A Nearly Optimal and Agnostic Algorithm for Properly Learning a Mixture of k Gaussians, for any Constant k

June 03, 2015 · Declared Dead · 🏛 arXiv.org

"No code URL or promise found in abstract"

Evidence collected by the PWNC Scanner

Authors Jerry Li, Ludwig Schmidt arXiv ID 1506.01367 Category cs.DS: Data Structures & Algorithms Cross-listed cs.IT, cs.LG, math.ST Citations 12 Venue arXiv.org Last Checked 4 months ago

Abstract

Learning a Gaussian mixture model (GMM) is a fundamental problem in machine learning, learning theory, and statistics. One notion of learning a GMM is proper learning: here, the goal is to find a mixture of $k$ Gaussians $\mathcal{M}$ that is close to the density $f$ of the unknown distribution from which we draw samples. The distance between $\mathcal{M}$ and $f$ is typically measured in the total variation or $L_1$-norm. We give an algorithm for learning a mixture of $k$ univariate Gaussians that is nearly optimal for any fixed $k$. The sample complexity of our algorithm is $\tilde{O}(\frac{k}{ε^2})$ and the running time is $(k \cdot \log\frac{1}ε)^{O(k^4)} + \tilde{O}(\frac{k}{ε^2})$. It is well-known that this sample complexity is optimal (up to logarithmic factors), and it was already achieved by prior work. However, the best known time complexity for proper learning a $k$-GMM was $\tilde{O}(\frac{1}{ε^{3k-1}})$. In particular, the dependence between $\frac{1}ε$ and $k$ was exponential. We significantly improve this dependence by replacing the $\frac{1}ε$ term with a $\log \frac{1}ε$ while only increasing the exponent moderately. Hence, for any fixed $k$, the $\tilde{O} (\frac{k}{ε^2})$ term dominates our running time, and thus our algorithm runs in time which is nearly-linear in the number of samples drawn.

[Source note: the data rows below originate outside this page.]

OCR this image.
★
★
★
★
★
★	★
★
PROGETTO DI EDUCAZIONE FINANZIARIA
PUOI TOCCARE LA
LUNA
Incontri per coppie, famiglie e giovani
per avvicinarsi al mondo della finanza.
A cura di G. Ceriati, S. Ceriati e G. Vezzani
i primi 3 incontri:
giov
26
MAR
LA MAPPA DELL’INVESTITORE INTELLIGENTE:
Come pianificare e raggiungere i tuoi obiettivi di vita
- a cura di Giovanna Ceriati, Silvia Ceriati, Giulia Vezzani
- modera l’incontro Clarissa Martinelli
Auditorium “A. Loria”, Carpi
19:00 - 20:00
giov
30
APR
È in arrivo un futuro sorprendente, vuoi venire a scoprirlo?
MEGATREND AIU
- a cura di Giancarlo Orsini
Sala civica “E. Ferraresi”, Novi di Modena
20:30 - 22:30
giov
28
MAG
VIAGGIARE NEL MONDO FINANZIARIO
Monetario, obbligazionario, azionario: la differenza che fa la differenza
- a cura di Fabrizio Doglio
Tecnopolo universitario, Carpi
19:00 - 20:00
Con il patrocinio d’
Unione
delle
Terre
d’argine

Achieving a running time of $\textrm{poly}(k, \frac{1}ε)$ for proper learning of $k$-GMMs has recently been stated as an open problem by multiple researchers, and we make progress on this question. Moreover, our approach offers an agnostic learning guarantee: our algorithm returns a good GMM even if the distribution we are sampling from is not a mixture of Gaussians. To the best of our knowledge, our algorithm is the first agnostic proper learning algorithm for GMMs.